Cloud Computing: A Brief Overview
Few investors have a firm grasp on exactly what cloud computing is and how best to define the budding industry. First off, the term cloud computing was derived from the visual representation of the industry, which often resembles a cloud. Though one could literally write a book on all of the nuances that go along with cloud computing, the short and sweet version is that this term refers to anything that involves offering and delivering services over the Internet. This industry can be broken down into three broad categories: infrastructure-as-a-service, platform-as-a-service, and software-as-a-service.

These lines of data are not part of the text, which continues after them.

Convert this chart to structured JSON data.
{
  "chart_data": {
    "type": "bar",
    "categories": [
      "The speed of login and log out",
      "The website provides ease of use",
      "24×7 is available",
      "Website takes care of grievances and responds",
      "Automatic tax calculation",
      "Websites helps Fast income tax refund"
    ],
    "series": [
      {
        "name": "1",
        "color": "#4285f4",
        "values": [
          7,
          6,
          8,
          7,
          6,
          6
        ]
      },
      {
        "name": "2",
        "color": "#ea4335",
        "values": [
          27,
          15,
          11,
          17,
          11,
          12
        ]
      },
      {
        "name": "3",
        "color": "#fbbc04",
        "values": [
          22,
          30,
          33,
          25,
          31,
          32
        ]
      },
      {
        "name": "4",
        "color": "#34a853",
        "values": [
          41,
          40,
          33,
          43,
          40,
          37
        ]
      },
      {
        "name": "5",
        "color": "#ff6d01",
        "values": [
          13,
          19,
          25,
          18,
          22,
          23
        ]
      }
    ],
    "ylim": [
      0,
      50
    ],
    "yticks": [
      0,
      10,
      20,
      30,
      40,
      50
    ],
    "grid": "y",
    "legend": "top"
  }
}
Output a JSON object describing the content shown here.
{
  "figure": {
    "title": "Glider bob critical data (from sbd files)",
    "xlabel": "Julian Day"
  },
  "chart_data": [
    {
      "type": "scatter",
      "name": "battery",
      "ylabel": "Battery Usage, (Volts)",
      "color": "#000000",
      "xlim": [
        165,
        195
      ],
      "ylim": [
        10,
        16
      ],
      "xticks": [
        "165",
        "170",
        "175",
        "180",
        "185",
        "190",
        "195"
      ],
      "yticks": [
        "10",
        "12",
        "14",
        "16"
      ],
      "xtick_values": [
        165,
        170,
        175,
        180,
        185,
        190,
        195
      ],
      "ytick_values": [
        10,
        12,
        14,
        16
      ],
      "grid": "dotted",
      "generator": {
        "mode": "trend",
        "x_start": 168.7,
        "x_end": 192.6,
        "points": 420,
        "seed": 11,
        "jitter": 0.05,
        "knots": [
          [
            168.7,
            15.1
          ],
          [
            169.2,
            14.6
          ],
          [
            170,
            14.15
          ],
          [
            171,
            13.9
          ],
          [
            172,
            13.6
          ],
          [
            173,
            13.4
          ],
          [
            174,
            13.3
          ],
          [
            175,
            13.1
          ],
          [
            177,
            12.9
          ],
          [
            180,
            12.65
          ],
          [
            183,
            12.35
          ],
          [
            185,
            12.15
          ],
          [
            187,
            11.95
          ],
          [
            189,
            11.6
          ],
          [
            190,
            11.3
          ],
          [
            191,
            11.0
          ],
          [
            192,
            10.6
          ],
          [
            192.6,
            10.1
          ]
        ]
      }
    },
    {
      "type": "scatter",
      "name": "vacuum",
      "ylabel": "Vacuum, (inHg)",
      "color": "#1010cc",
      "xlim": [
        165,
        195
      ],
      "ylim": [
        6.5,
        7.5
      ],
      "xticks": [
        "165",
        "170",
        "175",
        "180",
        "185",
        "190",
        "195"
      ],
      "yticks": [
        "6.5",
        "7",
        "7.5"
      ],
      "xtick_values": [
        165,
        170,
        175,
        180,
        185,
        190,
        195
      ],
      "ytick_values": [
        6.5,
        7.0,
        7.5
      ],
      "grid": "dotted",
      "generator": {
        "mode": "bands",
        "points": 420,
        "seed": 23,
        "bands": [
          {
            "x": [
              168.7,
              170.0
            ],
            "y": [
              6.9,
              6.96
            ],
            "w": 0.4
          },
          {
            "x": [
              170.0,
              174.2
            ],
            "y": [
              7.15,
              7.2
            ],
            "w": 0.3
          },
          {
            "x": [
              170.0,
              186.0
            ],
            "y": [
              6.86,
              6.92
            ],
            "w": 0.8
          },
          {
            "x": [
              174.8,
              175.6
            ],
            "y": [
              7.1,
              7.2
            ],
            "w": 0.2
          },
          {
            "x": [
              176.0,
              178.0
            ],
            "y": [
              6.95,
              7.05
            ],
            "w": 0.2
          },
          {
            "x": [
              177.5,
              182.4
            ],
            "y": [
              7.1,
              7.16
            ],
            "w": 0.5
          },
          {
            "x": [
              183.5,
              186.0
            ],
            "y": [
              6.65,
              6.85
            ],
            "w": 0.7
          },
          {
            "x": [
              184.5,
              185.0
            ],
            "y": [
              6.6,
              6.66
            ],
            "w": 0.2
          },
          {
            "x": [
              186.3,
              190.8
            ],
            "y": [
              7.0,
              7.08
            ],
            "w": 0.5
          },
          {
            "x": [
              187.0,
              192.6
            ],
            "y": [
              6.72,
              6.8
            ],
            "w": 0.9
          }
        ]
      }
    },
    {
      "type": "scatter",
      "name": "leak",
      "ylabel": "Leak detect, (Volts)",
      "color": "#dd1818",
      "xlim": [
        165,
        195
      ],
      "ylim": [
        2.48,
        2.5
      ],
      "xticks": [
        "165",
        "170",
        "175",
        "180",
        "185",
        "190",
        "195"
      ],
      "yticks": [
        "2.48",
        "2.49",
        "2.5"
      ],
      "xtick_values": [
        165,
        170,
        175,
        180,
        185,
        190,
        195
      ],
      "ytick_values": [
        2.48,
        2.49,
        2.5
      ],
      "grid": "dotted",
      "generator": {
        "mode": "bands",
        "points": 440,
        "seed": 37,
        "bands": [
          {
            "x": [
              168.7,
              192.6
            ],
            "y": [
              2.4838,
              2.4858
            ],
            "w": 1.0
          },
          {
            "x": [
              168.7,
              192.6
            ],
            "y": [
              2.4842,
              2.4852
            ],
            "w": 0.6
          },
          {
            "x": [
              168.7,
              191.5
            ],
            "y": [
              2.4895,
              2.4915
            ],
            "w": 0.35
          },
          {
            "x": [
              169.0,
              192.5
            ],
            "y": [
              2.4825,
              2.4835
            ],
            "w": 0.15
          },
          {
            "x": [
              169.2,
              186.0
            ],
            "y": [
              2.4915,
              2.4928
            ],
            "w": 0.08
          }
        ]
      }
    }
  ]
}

Infrastructure-as-a-service involves virtual storage and other hardware services to businesses and individuals without requiring ownership of any mainframes or hardware. Platform-as-a-service involves development tools and software offered by a provider who stores and maintains the actual infrastructure -- GoogleApps would be a well known and widely used example. Software-as-a-service includes products offered through the cloud to anyone who wants them; this category includes functions such as Google Docs or even many email providers (some versions of the cloud have been around and in use for many years). Software-as-a-service would also include Microsoft Office, which the company just announced it would be offering in an effort to compete with Google in this increasingly important space.
Advantages to the Cloud
Cloud computing can offer a wealth of advantages in today’s economy. Clouds can be both public and private to restrict or allow access to as many people as needed, whether you are a small business restricting access to only your employees, or a major company offering software to anyone willing to buy it. The cloud is generally used as a pay-as-you-go service, where the user only pays for what they are consuming, and can very easily add or decrease services. So if all of your pictures were stored in a cloud device and you wanted to add another 1,000 photos to your account, you would simply pay more for the new memory that you would be using. The best part of the cloud is that, theoretically, all one needs is a computer and internet access, no expensive hardware or hassle beyond finding the services that you wish to use [see also Why Chinese Technology ETFs Are Crushing the Competition].
Many analysts agree that cloud computing will grow significantly in the coming years as companies and individuals start to see the benefits that this industry can offer. According to research company IDC, spending on public cloud computing services will grow five times faster than global IT spending in 2011. Another promising statistic for the industry is the growth in availability of high speed Internet access. As Internet access becomes more widespread across the world, the cloud industry will gain significant potential, as companies can begin to push their services internationally in areas that may not have been worth considering just years earlier thanks to the cost savings of the cloud.
The big question relates to just how well SKYY will capture the industry's growth in coming years. While several components are pure play cloud computing companies, the roster also includes bigger companies that have core operations focusing on search engines, personal computers, and even cell phones. While the cloud figures to account for a larger and larger portion of those companies' revenues going forward, it may never be the primary driver in many cases.
That’s the challenge in building an investment product to offer exposure to a new technology or trend; coming up with a group of securities linked purely to the success or that theme can be challenging. SKYY is certainly an innovative product, and a creative way to invest in an exciting new corner of the market. Only time will tell if it's a good long-term investment idea for those who have been snapping up all the shares they can get.